Knowing that w is equal to 1, 4 * 1 = 4(2 votes)
- in the first problem I didn't understand why sal divided 3 from both sides of 3(x+y+z) equals 1. can someone please explain?(1 vote)
- Sal sees a common structure to both equations. Getting them to something in common let him use information from one equation to solve the other. The common structure in the two equations is "a + b + c". If he can both equations to that term with whatever else remains getting it there, he can use one equation to solve the other.
In this example he takes the approach of getting to a common "a + b + c" in both equations. Again, then he can use one of them to substitute in the other.
3x + 3y + 3z = 1 [ Original equation. Want to get it to "x + y + z" so it can be substituted in the second equation ]
3(x + y + z) = 1 [ Factored out a common 3 from each of the first here terms. ]
(x + y + z = 1/3 [ Divide both sides by 3 to get x + y +z by itself. ]
Now he can replace "x + y + z" by 1/3 in the second equation to end with 4.
I hope this helps.(2 votes)
- How do you do the addition -8 + 30? I like to think of the difference in absolute value, and then I look at what number is smaller and what number is bigger and try to think of it as number line and figure out if I will go to the right of zero or to the left of zero.
I recently heard Sal say in a video that he likes to rewrite these, I think he distributed out the negative sign somehow and he had two numbers in the parentheses. But I got wrong answer because of this.
-8+30 is not - (30-8) I know that now. The only way I can think of is -(-30+8).(1 vote)
- I see... so do you do this in your head or do you write it down somehow? It would seem easier maybe to do it in your head, but writing it down might help the thinking process and avoid mistakes. And 30 - 8 is not 24 by the way, that's 22.(2 votes)
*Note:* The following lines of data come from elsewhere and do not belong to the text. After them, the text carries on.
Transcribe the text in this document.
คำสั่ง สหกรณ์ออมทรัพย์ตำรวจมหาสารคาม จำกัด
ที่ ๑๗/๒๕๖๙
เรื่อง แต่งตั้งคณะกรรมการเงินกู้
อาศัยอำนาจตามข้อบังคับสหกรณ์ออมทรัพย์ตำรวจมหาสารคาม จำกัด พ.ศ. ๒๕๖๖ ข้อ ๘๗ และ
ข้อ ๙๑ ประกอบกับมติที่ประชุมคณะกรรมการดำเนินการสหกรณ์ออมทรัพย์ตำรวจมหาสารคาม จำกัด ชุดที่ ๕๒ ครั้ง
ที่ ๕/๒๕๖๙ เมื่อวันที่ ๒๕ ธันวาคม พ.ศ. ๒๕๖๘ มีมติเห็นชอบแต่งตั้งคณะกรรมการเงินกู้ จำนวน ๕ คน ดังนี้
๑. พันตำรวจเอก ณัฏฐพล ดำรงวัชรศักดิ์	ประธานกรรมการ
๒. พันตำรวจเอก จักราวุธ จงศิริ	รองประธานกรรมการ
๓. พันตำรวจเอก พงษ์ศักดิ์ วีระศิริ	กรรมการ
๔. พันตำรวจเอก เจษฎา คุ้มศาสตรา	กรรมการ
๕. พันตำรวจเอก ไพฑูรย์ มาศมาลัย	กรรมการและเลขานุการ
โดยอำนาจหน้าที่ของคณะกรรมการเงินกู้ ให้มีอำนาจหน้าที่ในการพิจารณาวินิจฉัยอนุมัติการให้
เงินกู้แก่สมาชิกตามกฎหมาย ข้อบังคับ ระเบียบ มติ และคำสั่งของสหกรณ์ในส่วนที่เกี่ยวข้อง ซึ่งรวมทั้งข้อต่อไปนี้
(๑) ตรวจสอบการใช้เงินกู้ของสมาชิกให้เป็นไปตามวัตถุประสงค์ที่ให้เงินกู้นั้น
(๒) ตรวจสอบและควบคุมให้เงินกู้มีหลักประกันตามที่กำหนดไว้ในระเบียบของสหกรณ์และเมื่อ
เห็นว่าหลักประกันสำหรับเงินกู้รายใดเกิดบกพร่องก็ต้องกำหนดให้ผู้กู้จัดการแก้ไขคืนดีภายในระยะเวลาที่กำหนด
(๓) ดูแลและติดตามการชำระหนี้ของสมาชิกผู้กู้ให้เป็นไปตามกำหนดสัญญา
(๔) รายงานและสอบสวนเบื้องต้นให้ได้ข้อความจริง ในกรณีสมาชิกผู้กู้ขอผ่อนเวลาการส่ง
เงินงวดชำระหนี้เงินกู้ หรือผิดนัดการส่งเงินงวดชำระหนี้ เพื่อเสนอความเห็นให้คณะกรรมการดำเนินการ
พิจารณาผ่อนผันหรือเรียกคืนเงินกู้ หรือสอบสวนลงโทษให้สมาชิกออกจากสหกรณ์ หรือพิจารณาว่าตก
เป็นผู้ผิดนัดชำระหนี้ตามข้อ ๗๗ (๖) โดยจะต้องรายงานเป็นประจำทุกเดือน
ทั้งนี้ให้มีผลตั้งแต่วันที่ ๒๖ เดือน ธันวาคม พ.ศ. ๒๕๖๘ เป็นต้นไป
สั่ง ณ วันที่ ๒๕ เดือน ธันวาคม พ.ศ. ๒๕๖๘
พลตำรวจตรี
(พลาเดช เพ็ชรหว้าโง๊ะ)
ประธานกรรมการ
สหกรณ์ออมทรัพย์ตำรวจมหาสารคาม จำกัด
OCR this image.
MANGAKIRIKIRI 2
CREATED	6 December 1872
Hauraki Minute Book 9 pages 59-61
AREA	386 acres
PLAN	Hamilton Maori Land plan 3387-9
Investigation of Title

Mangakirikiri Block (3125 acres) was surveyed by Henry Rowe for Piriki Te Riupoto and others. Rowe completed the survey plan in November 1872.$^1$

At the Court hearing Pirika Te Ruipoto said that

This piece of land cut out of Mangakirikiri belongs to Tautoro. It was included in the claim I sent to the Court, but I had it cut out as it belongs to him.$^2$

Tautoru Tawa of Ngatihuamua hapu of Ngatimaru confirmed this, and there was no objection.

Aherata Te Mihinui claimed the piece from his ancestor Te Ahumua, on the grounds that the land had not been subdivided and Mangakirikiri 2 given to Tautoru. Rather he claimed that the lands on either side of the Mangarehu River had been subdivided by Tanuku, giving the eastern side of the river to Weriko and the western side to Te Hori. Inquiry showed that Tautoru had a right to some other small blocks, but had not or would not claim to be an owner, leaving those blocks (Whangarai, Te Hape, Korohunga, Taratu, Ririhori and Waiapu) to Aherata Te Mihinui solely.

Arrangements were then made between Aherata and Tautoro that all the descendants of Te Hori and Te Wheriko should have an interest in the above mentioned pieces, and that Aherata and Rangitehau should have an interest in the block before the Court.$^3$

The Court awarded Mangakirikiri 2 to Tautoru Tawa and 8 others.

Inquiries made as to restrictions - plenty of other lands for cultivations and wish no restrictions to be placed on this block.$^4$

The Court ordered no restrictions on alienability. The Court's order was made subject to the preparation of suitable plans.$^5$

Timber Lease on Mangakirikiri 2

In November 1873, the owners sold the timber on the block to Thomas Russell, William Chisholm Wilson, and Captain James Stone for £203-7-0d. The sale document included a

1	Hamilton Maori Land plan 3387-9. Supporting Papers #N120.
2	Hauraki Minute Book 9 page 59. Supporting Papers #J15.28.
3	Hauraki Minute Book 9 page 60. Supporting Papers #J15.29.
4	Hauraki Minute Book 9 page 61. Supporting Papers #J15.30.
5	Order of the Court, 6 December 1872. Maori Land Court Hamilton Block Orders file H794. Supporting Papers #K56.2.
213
Let's do a few more examples where we're evaluating expressions with unknown variables. So this first one we're told 3x plus 3y plus 3z is equal to 1, and then we're asked what's 12x plus 12y plus 12z equal to? And I'll give you a few moments to think about that. Well let's rewrite this second expression by factoring out the 12, so we get 12 times x plus y plus z. That's this second expression here, and you can verify that by distributing the 12. You'll get exactly this right up here. Now, what is 12 times x plus y plus z? Well, we don't know yet exactly what x plus y plus z is equal to, but this first equation might help us. This first equation, we can rewrite this left-hand side by factoring out the 3, so we could rewrite this as 3 times x plus y plus z is equal to 1. All I did is I factored the 3 out on the left-hand side. And then if I want to solve for x plus y plus z, I just divide both sides of this equation by 3, and I'm left with x plus y plus z is equal to 1/3, and so here, instead of x plus y plus z, I can write 1/3. So this whole thing simplified to 12 times 1/3. 12 times 1/3 is the same thing as 12 divided by 3, which is equal to 4. Let's try one more. So here we are told that 3a plus 5b is equal to 2, and then we're asked what's 15a plus 15b going to be equal to? So we might-- let's see. I'll give you a few moments to try to tackle this on your own. Let's see how we might do it. We could approach it the way we've approached the last few problems, trying to rewrite the second expression. We could rewrite it as 15 times a plus b, and so we just have to figure out what a plus b is, and we'll be able to evaluate this expression. And so, it's tempting to look up here, and say maybe we can solve for a plus b somehow, but we really can't. If we divide-- if we try to factor out a 3, we'll get 3 times a plus 5/3b, so this doesn't really simplify things in terms of a plus b. If we try to factor out a 5, we'd get 5 times 3/5a plus b is equal to 2, but neither of these gets us in a form where we can then solve for a plus b. So in this situation, we actually do not have enough information to solve this problem. So it's a little bit of a trick. Not enough info to solve. Anyway, hopefully you enjoyed that.